Le Ministre de la Communication et Médias, Patrick Muyaya Katembwe, a pris part ce mardi 23 décembre 2025 à la session de suivi des recommandations issues des États généraux de la Communication et Médias, tenue sous le haut patronage du Président de la République en janvier 2022. Cette rencontre, organisée au Cercle de Kinshasa, a permis de dresser un bilan précis des avancées réalisées dans la refonte du paysage médiatique congolais.
Ces États généraux, moment de lucidité et d’examen rigoureux, avaient abouti à 82 recommandations structurantes visant à moderniser durablement le secteur. Pour accompagner leur mise en œuvre, un comité inclusif doté d’une feuille de route claire a été mis en place dès mars 2022. Trois ans plus tard, le Ministre Muyaya révèle que 53% de ces recommandations sont effectives, témoignant d’un réel progrès, même si le chantier reste important.
Parmi les avancées majeures, il souligne la promulgation de l’ordonnance-loi n°23/009 dite « loi Muyaya » qui modernise le cadre légal de la presse, consolide les droits des journalistes et instaure des bases solides pour la viabilité économique des médias. Plusieurs décrets et arrêtés interministériels sont en cours d’élaboration pour rendre cette loi pleinement applicable, notamment dans les domaines fiscaux et d’accréditation.
Sur la question de la salubrité médiatique, le ministre est ferme : il est inacceptable d’employer des journalistes sans les rémunérer ni leur fournir les moyens techniques nécessaires. La relance de ce processus vise avant tout à professionnaliser le secteur, non à le museler.
Concernant les médias publics, de notables efforts de modernisation sont en cours, avec la Radiotélévision nationale congolaise désormais équipée pour la diffusion en haute définition et la transformation de l’Agence congolaise de presse vers un modèle multimédia.
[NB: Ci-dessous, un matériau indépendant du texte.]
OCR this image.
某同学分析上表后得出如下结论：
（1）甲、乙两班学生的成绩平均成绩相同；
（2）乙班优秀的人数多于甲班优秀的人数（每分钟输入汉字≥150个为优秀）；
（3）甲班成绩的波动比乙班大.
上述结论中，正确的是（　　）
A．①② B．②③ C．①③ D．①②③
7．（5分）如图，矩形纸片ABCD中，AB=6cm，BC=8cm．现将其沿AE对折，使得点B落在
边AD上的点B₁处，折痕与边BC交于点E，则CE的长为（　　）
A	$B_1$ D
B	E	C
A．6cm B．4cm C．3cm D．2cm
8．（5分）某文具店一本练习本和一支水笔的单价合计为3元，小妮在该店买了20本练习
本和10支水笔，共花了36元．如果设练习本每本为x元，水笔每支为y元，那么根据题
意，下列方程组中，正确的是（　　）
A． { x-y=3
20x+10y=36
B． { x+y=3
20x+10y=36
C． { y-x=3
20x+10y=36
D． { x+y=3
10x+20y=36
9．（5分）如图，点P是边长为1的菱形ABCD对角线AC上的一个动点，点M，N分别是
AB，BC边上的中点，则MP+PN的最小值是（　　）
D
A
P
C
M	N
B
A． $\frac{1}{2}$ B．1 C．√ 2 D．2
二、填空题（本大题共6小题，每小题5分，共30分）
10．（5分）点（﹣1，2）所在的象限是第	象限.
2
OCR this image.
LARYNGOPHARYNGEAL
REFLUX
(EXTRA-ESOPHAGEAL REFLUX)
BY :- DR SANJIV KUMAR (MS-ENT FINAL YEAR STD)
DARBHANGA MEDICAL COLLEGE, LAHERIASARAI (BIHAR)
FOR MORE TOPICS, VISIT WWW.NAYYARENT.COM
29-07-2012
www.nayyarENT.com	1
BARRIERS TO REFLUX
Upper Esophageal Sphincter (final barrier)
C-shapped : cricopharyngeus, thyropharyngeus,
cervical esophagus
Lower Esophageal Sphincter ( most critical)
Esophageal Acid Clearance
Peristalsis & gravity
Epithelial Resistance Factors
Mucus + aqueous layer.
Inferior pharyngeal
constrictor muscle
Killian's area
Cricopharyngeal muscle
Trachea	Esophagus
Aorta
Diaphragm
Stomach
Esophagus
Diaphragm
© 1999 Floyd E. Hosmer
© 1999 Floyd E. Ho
Très attaché à la protection des journalistes, le Ministre Muyaya réaffirme l’engagement du gouvernement pour la dépénalisation des délits de presse. Le droit de réponse et de rectification devient un préalable avant toute poursuite judiciaire. Une collaboration renforcée avec le ministère de la Justice et les instances professionnelles est en cours pour garantir l’effectivité de ces mesures.
Face aux violations des libertés dans certaines zones sous occupation, le gouvernement s’engage à documenter ces cas, alerter l’opinion publique et œuvrer pour des sanctions et réparations.
Enfin, la redevabilité est désormais un axe central de la communication gouvernementale. Les briefings réguliers rapprochent journalistes et sources officielles, contribuant à lutter efficacement contre la désinformation.
En conclusion, Patrick Muyaya a salué ces avancées issues d’un effort collectif tout en reconnaissant les contraintes financières persistantes. « La dynamique est engagée, les bases sont posées, beaucoup reste à faire », a-t-il affirmé avec optimisme, invitant toutes les parties prenantes à poursuivre le travail.